Am Fam Physician. 2018;97(3):169-170
Author disclosure: No relevant financial affiliations.
Do corticosteroid injections improve plantar heel pain?
There is low-quality evidence that corticosteroid injections slightly reduce heel pain at one month, but they make no significant difference beyond that time. Patients treated with corticosteroid injections were less likely to experience treatment failure—a designation that was defined differently between studies (number needed to treat [NNT] = 3). Injections do not appear to provide any functional benefits.1 (Strength of Recommendation: B, based on inconsistent or limited-quality patient-oriented evidence.)
Plantar heel pain is common, accounting for four in 1,000 outpatient physician visits and an estimated 1 million visits per year in the United States.2 Most plantar heel pain is caused by plantar fasciopathy, commonly called plantar fasciitis. Plantar fasciopathy is more likely in patients who are obese (odds ratio [OR] = 3.7; 95% confidence interval [CI], 2.9 to 5.6) and in those who have occupations in which the majority of time is spent standing (OR = 3.6; 95% CI, 1.3 to 10.1).3 Plantar fasciopathy is common in runners, with an incidence of 31% over five years in one study.4 The authors of this review sought to evaluate the effect of corticosteroid injections on plantar heel pain in adults.1
This Cochrane review included 39 randomized trials with 2,492 adults who had plantar heel pain.1 Studies ranged from one month to two years in duration. The studies were of low to very low quality and were judged to have high risk of bias. Eight studies compared local corticosteroid injections with placebo or no treatment. At one month, corticosteroid injections provided slight clinical benefit (mean difference [MD] on a visual analog scale [0 to 100 mm; higher scores indicate worse pain] = −6.38 mm; 95% CI, −11.13 to −1.64). Between one and six months, corticosteroid injections had no significant pain benefit (MD = −3.47 mm; 95% CI, −8.43 to 1.48). Two studies evaluated function, although neither revealed benefit at any time during follow-up.
Three very-low-quality studies with a total of 363 patients evaluated treatment failure, defined as persistent pain at eight weeks, the need for repeat treatment at 12 weeks, or no pain relief at six months. Treatment failure was significantly reduced by corticosteroid injections (absolute risk reduction = 33.7%; 95% CI, 27.2% to 38.7%; NNT = 3 [95% CI, 3 to 4]).
This review also included comparisons between corticosteroid injections and 15 other interventions. No useful comparisons could be made because of the small sample sizes for the different interventions.
Types and doses of corticosteroid varied between studies, with two studies not reporting the corticosteroid used. Injections generally included local anesthetic. Adverse effects included postinjection pain, injection-site infection, and, rarely, rupture of the plantar fascia.

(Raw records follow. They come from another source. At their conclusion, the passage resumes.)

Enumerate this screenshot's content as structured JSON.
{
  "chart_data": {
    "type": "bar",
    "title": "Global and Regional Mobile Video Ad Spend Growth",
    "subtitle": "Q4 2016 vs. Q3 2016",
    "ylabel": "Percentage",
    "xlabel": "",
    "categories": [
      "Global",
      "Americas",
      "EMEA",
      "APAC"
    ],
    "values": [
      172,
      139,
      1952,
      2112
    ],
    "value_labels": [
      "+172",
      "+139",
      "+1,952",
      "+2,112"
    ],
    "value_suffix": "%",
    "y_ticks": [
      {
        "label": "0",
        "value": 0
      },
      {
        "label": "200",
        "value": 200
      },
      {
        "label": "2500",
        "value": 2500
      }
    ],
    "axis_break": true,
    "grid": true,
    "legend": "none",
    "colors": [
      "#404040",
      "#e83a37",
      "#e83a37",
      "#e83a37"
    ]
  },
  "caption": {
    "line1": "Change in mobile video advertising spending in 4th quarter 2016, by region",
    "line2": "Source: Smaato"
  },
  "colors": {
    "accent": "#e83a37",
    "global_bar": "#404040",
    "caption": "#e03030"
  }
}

A network systematic review published in 2016 included some of the studies from this Cochrane review and determined that corticosteroid injections significantly improved pain over placebo at two months, but showed no difference at six months after treatment.5 Guidelines from the American College of Foot and Ankle Surgeons from 2010 recommend corticosteroid injections as a first-tier intervention, along with weight loss, padding or strapping, orthotics, anti-inflammatory medication, and patient-directed Achilles and plantar fascia stretching.6
The practice recommendations in this activity are available at http://www.cochrane.org/CD009348.
Editor's Note: The number needed to treat for treatment failure reported in this Cochrane for Clinicians was calculated by the authors based on raw data provided in the original Cochrane review.
The views expressed in this article are those of the authors and do not necessarily reflect the official policy or position of the Department of the Navy, Department of Defense, or the U.S. government.